Extract

The ways in which modernism can go “bad” range from subversion to incorporation, and from criticism to quietism; badness may be a function of (mis)reading or of marketing, of canonicity or obscurity. Contributors pursue the syncretic, the homoeopathic, the provisional, the euphemistic and the distracted, in text and image, through readings that multiply what modernism can be and do. Engaging with disparate primary materials and critical approaches, they answer to the various critical and cultural disappointments with, and in, modernism, from its selling-out to its over- or under-reaching politics and its un/compromising aesthetic limits.
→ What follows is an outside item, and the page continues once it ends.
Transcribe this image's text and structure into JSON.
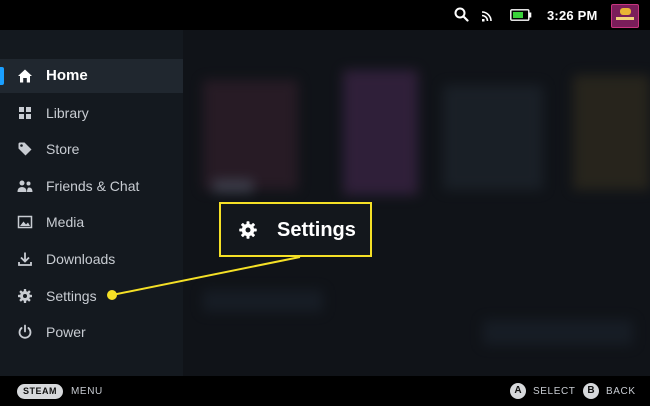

Topics include Pater's shrinking resistance; the rear-guardism of Wyndham Lewis; Wittgenstein's unwritten ethics; pornographic desert romance; Woolf's inattentive anti-imperialism; upside-down homage to Josephine Baker in Sternberg's Blonde Venus; the black dandy's failure to embody authenticity of race; Auden's hopes for the shamanic highbrow; Bulosan's subversive laughing minstrelsy; Greene's hit-man and his social worker girl; and the productive failure of sustained attention in cultures of the impression. We are left to reconsider whether modernism's legacies, including the co-optation of critical styles into mass culture, enable the badness of modernism to continue its good work, or typify the goodness of modernism gone irredeemably bad.